Ma questa pubblicita’ Lavazza e’ adeguata all audience de “L’Internazionale”?

adv Lavazza Italia

Oggi pubblico da smartphone, quindi saro’ breve per forza.

Venerdi’ su l’ultimo numero de “L’Internazionale” c’era questa pubblicita’ delle capsule Lavazza (spero che voi la vediate dritta, perche’ io la vedo storta). Realizzata come sempre da Armando Testa.

La cosa che mi ha colpito e’, giustamente, l’immagine centrale che comunica con chiarezza e forza il concetto di italianita’.

Tanto forte che partendo dal pattriottismo puo’ arrivare al militarismo, passando per il nazionalismo.

Per questo mi e’ venuto da chiedermi: questa creativita’ e’ adatta alla audience de “L’Internazionale”?.

Nell’era del marketing totale, vedi i vari post dei mesi scorsi, dove i prodotti di massa personalizzano le etichette per i singoli consumatori e’ corretto NON porsi la questione di realizzare una creativita’ adeguata per ogni mezzo utilizzato. Fatta salva ovviamente l’identita’ della marca?

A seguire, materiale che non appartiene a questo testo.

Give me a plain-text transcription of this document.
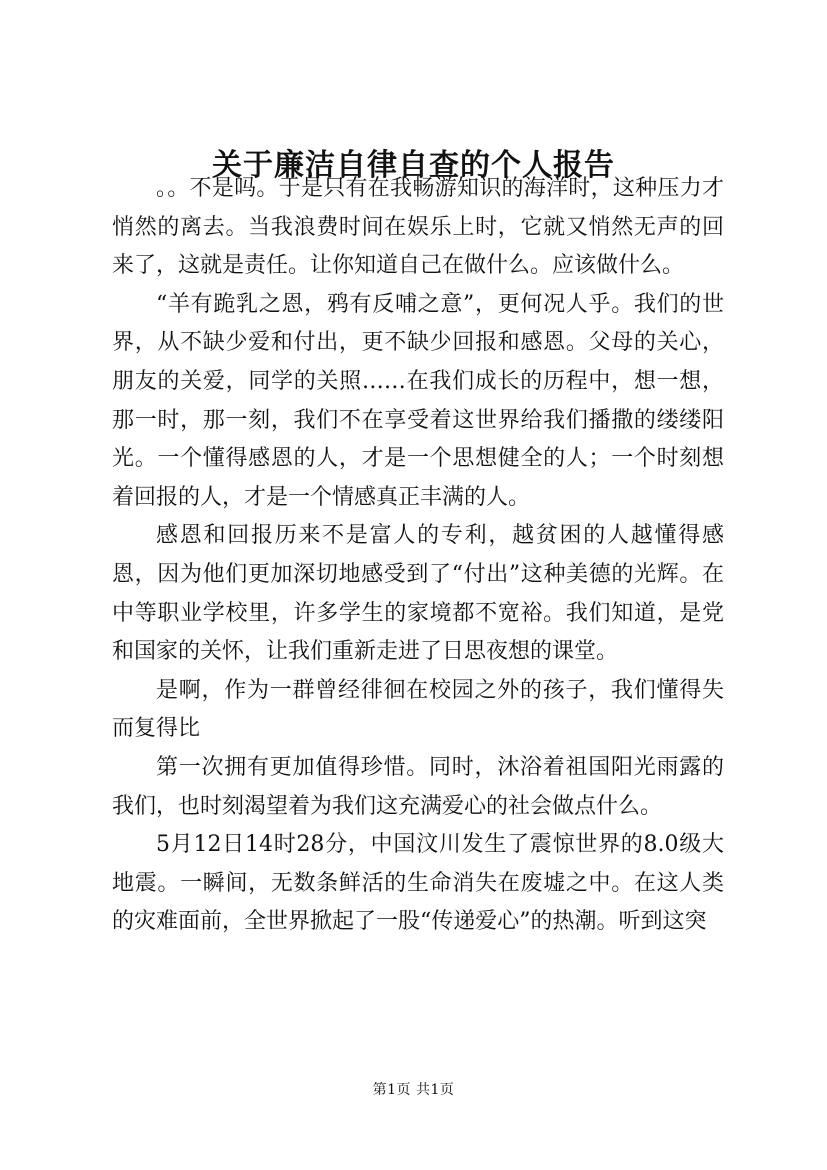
关于廉洁自律自查的个人报告

。。不是吗。于是只有在我畅游知识的海洋时，这种压力才悄然的离去。当我浪费时间在娱乐上时，它就又悄然无声的回来了，这就是责任。让你知道自己在做什么。应该做什么。

“羊有跪乳之恩，鸦有反哺之意”，更何况人乎。我们的世界，从不缺少爱和付出，更不缺少回报和感恩。父母的关心，朋友的关爱，同学的关照……在我们成长的历程中，想一想，那一时，那一刻，我们不在享受着这世界给我们播撒的缕缕阳光。一个懂得感恩的人，才是一个思想健全的人；一个时刻想着回报的人，才是一个情感真正丰满的人。

感恩和回报历来不是富人的专利，越贫困的人越懂得感恩，因为他们更加深切地感受到了“付出”这种美德的光辉。在中等职业学校里，许多学生的家境都不宽裕。我们知道，是党和国家的关怀，让我们重新走进了日思夜想的课堂。

是啊，作为一群曾经徘徊在校园之外的孩子，我们懂得失而复得比

第一次拥有更加值得珍惜。同时，沐浴着祖国阳光雨露的我们，也时刻渴望着为我们这充满爱心的社会做点什么。

5月12日14时28分，中国汶川发生了震惊世界的8.0级大地震。一瞬间，无数条鲜活的生命消失在废墟之中。在这人类的灾难面前，全世界掀起了一股“传递爱心”的热潮。听到这突

第1页 共1页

Paranoie da fanatici del marketing?

 

Ineedcoffee di Lavazza: opportunità e problemi della comunicazione nell’era digitale.

Doverosa premessa: questo spot non è stato sponsorizzato da Lavazza (ben triste per l’informazione in generale e per il blogging in particolare doverlo specificare, ma così è).

Nelle migliori tradizioni di biscomarketing analizzo la campagna Ineedcoffee di Lavazza con un buon mese di ritardo dalla sua conclusione (a meno che non riparta) perchè mi è sembrata una cosa ben fatta e quindi sono particolarmente interessanti i problemi irrisolti collegati.

Non è che in rete si trovi granchè che spieghi la campagna nella sua articolazione. Vedo di ricostruirla per esperienza diretta.

In primavera estate Lavazza ha lanciato con una campagna radio di sponsorizzazione del programma del Trio Medusa su radio Dee Jay la campagna #Ineedcoffee sul concetto della necessità di un caffè per iniziare la giornata ed invitando a condividere sui social i propri momenti #Ineedcoffee.

Probabilmente la campagna è stata lanciata anche sui social networks, ma io non l’ho vista (e questo è strano). Forse la comunicazione ha coinvolto altri programmi di radio Dee Jay o altri mezzi, ma io non l’ho vista nè sentita (se qualcuno ha maggiori infomazioni, prego commentare ed integrare).

Ad un certo punto Lavazza ha analizzato i luoghi da cui provenivano le interazioni sui social network ad ha scoperto, direi sorprendentemente, che la città dove (in proporzione?) c’era più bisogno di un caffè era Portogruaro in provincia di Venezia.

Quindi ha realizzato un evento Ineedcoffee Portogruaro edition, il cui video è stato pubblicato su youtube.

Perchè mi è piaciuta, marketingamente parlando, questa campagna?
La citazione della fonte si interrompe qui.